There are several ways to perform stereo rendering with V-Ray for Maya. The easiest way is to add Stereoscopic Camera Attributes to a normal camera. You can also use a Maya Stereo Rig or V-Ray Stereo Rig, as described below.

 

Maya Stereo Rig


One option for a stereo rig is to use the Maya Stereo Rig, a rig of three cameras. The stereo effect can be controlled from the Attribute Editor of the center camera. Then you may render from the center camera as shown below:

 

 

 

 

Maya will tell V-Ray to render the whole sequence first from the left camera and then from the right. You must take care of the names of the output images so that the ones from the right camera don't replace the ones from the left. For example, setting the File Name Prefix to "test_<Camera>" from the V-Ray Common tab in the render settings and an animation of 2 frames will result in 4 output images:

test_stereoCameraLeft.0001.png
test_stereoCameraLeft.0002.png
test_stereoCameraRight.0001.png
test_stereoCameraRight.0002.png

If you wish to render similarly to the V-Ray Stereoscopic Camera Attributes (having both left/right views at the same time in the VFB) you can add them to the center camera and enable the stereo. This means that each frame will be exported and rendered just once by V-Ray (but with both views rendered at the same time) and thus this is a more optimal solution for export-heavy scenes than the default Maya Stereo Rig behavior. The options will be limited because there already are real left/right cameras. 

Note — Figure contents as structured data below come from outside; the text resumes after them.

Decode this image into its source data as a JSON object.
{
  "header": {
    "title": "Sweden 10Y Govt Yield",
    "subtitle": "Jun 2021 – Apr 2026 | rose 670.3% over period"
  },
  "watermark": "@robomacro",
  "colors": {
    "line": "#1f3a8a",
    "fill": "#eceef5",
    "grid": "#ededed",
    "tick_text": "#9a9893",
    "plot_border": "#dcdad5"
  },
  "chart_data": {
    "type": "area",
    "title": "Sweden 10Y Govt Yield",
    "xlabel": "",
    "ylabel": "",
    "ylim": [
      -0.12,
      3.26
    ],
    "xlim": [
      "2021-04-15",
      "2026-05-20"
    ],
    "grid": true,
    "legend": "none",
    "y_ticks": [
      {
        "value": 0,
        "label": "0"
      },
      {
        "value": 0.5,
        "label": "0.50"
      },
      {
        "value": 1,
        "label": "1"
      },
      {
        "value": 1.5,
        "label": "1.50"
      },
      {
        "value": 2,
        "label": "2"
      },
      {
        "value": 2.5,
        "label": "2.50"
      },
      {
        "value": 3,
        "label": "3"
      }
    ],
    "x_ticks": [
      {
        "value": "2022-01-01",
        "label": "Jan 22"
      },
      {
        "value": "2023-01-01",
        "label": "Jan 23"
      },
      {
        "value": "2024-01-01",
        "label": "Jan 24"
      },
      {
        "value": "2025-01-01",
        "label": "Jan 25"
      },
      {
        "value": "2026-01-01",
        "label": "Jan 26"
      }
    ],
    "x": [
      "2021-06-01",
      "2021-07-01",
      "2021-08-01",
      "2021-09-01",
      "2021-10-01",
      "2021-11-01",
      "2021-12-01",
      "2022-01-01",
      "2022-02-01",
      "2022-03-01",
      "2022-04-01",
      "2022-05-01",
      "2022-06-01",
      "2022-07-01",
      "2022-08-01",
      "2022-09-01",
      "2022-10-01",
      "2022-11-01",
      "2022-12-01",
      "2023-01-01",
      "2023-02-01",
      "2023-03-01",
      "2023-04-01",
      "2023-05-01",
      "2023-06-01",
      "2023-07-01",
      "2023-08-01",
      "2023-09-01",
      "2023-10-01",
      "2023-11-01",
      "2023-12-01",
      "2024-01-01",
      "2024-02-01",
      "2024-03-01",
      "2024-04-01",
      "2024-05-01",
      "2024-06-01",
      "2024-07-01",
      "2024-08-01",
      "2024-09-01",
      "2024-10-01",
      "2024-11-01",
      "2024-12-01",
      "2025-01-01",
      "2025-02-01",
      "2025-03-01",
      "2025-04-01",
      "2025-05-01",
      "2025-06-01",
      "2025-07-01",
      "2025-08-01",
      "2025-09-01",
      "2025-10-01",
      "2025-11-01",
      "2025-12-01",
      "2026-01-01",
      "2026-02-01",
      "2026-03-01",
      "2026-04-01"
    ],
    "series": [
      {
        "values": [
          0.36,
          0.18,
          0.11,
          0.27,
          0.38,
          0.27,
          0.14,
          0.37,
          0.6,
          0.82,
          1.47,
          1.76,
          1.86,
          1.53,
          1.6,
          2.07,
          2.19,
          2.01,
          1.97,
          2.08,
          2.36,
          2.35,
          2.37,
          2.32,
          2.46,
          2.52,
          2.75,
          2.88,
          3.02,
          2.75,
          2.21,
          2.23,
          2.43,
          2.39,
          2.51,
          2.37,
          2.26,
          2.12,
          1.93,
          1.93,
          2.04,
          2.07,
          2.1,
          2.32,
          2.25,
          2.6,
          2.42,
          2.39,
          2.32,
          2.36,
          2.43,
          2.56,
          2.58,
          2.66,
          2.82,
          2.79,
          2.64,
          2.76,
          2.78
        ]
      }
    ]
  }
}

This will also make it harder to render only from the left/right camera while the stereo attributes are on because rendering from the left camera only will result in a full left/right render, and trying to render from the right camera won't do anything. To render only from the left/right you will have to use the View parameter of the Stereoscopic Camera Attributes.

 

V-Ray Stereo Rig


If you already have two separate cameras for the left/right eye in the scene (animated, or perhaps imported from somewhere) you can create a V-Ray Stereo Rig from Create menu > VRay > Create Stereorig from cameras or from the V-Ray menu > Tools > V-Ray Stereo Rig. You will be prompted to choose the left and right cameras. A center camera will be created and it will be constrained between the other two based on their positions and orientations. You may choose to explicitly say which camera from the scene should act as the center one (in case you have such) and no constraints shall be applied on it.

 

 

If one of the selected cameras is already in a V-Ray Stereo Rig, you will not be able to proceed unless you enable the Remove old rig attributes option. This will unlink the camera from its previous rig and successfully add it to the new rig.

 

 

After creating the rig, the three cameras get linked with attributes which you can see in the Extra Attributes section of the Attribute Editor of each camera. The center camera will have links to both the left and right cameras. This way the attributes may be attached to any of the cameras you choose. The default is the center.

 

Before attaching the Stereoscopic camera extra V-Ray attributes to the main one, all the cameras will function normally. But after attaching the attributes and enabling the stereo, any attempt to render from any of the three cameras will result in a stereo render from the left/right cameras next to each other in the VFB, just like with the Maya Stereo Rig.